SKH51について解説します:ドリルに刻まれた「HSS」の正体と赤熱硬度の仕組み

SKH51について解説します:ドリルに刻まれた「HSS」の正体と赤熱硬度の仕組み

ドリルに刻まれた「HSS」とはHigh Speed Steel(高速度鋼)のことで、JIS規格ではSKH51と呼びます。高速切削時の発熱にも硬さを保てる理由と、精密打抜き刃への応用について解説します。

① SKH51の記号・規格を読み解く

SKH51 記号の意味(JIS G4403) S K H 51 Steel 鋼 Kougu 工具 High speed 高速度(HSS) 種類番号51 Mo-W系(6-5-2)

「S=Steel」「K=Kougu(工具)」「H=High speed(高速度)」「51=種類番号」。JIS G4403規定のモリブデン系高速度鋼(Mo-W-V系)です。英語でHSS(High Speed Steel)、AISIではM2として世界中で使われています。「高速度」とは「高速切削時の発熱にも硬さを保てる」という意味です。

② 高速度鋼のグレード比較

JISAISIISO記号特徴用途例
SKH51M2HS 6-5-2Mo-W-V系。汎用ハイス。コスト◎ドリル・タップ・精密打抜き刃
SKH55M35HS 6-5-2-5Co添加で赤熱硬度↑難削材切削・高送り加工
SKH57M42HS 2-9-1-8高CoのプレミアムHSS超合金・Ti合金切削
SKH2(旧)T1HS 18-0-1W系(旧型)特殊用途(現在はM2が主流)

③ 核心概念:なぜ高温でも硬さを保てるのか

SKH51が高温でも硬さを保てる理由を理解するには、「赤熱硬度(高温硬度)」という概念がキーになります。
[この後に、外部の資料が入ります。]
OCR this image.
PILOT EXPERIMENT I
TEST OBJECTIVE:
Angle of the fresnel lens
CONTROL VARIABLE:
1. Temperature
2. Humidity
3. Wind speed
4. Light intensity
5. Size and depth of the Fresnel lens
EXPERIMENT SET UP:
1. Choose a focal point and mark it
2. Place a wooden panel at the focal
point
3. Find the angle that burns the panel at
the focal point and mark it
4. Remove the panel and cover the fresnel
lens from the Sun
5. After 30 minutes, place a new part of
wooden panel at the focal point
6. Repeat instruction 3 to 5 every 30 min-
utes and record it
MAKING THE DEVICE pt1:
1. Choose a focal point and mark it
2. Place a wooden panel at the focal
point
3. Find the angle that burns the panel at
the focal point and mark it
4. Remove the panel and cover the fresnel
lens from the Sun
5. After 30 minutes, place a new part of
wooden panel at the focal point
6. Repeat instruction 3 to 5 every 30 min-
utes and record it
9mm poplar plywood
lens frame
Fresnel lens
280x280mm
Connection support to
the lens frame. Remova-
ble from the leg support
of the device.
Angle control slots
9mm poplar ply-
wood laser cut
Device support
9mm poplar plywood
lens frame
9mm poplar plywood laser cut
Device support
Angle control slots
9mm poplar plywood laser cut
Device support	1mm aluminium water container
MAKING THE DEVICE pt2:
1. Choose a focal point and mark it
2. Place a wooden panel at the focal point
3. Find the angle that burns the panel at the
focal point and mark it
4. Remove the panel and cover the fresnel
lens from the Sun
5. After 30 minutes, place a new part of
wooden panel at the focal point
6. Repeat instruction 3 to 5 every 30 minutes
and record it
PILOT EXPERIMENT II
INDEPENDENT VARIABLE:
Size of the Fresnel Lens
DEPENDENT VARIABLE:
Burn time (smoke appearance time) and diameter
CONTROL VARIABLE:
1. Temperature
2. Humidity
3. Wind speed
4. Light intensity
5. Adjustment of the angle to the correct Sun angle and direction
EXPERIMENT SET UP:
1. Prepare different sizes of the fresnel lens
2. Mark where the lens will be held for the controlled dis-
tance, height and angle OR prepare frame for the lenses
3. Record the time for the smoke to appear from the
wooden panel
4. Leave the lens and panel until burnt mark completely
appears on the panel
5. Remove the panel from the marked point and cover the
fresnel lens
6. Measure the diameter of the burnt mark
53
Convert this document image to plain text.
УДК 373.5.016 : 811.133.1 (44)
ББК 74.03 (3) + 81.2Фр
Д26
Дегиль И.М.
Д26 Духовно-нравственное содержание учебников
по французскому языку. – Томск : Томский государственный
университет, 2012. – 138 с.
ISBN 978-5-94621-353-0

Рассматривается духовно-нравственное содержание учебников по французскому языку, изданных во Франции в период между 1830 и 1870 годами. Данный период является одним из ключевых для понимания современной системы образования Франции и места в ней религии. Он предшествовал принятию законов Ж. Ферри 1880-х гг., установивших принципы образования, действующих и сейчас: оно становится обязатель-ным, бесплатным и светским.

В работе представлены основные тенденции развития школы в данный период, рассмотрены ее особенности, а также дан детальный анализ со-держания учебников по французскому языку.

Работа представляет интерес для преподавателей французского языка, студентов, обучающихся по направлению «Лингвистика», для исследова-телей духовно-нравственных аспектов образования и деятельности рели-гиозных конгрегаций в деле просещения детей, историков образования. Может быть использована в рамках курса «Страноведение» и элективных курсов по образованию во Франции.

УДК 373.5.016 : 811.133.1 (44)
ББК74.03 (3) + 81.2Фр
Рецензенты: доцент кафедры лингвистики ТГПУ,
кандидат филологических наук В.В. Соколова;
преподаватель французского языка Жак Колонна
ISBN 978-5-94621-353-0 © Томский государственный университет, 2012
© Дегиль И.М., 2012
💡 ポイント:SKH51のMo(4.7〜5.2%)・W(5.9〜6.7%)・V(1.7〜2.1%)は、高温でも分解しにくい「MC型炭化物(VC・Mo₂C)」を形成します。通常の炭素鋼は200〜300℃で炭化物が粗大化して軟化しますが、SKH51ではこれらの安定炭化物が600℃でも微細に保たれ、硬さを維持します。焼戻し温度540〜560℃での「二次硬化」も、この安定炭化物の析出によるものです。
⚠️ 焼入れ温度に注意:SKH51の焼入れ温度は1200〜1240℃という超高温。真空炉での処理が必須で、急激な加熱による熱衝撃を避けるため段階的予熱が必要。熱処理管理を誤ると性能が大幅に低下する。

④ 他材料との使い分け(レーダーチャート)

SKH51(M2) SKH55(M35) 超硬合金
特性SKH51SKH55超硬合金
高温硬度(赤熱硬度)◎◎◎◎
常温硬度HRC 63〜65HRC 64〜66HRA 88〜92
靭性△(脆い)
コスト
小径工具への適性△(折れやすい)

⑤ JIS・海外規格の対応

規格鋼種名備考
JIS(日本)SKH51JIS G4403
AISI/SAE(米国)M2世界で最もよく使われるHSS記号
EN(欧州)1.3343 / HS 6-5-2Mo6-W5-V2系の国際表記
GB(中国)W6Mo5Cr4V2成分が記号に入っている
ISOHS 6-5-2元素比で表記(M=Mo、W=W、V=V)

⑥ 主な用途

🔩 ドリル・タップ・リーマ

穴あけ・ねじ切り・仕上げ工具。ホームセンターのドリルはほぼSKH51相当のHSS製。

🗜️ エンドミル・フライス

汎用切削のSKH51製エンドミル。超硬より安価で衝撃に強く、特にプランジ加工に向く。

✂️ 精密プレス打抜き刃

シリコン鋼板・薄いSUS板の精密打抜き。靭性と耐摩耗性のバランスが良い。

⚙️ バイト・インサート(汎用)

旋盤用切削工具。超硬チップが普及した現代でも小径・複雑形状の工具に現役。

⑦ まとめ

SKH51(M2)の高温硬度の秘密は、Mo・W・Vが形成する「安定した炭化物が高温でも微細に保たれる」という設計にあります。超硬合金が普及した現代でも、靭性が高く・コストが低く・小径工具への加工に向くというSKH51の長所は健在です。精密打抜き刃や汎用切削工具の材料選定では、まずSKH51(M2)を基準に超硬との比較を検討すると良いでしょう。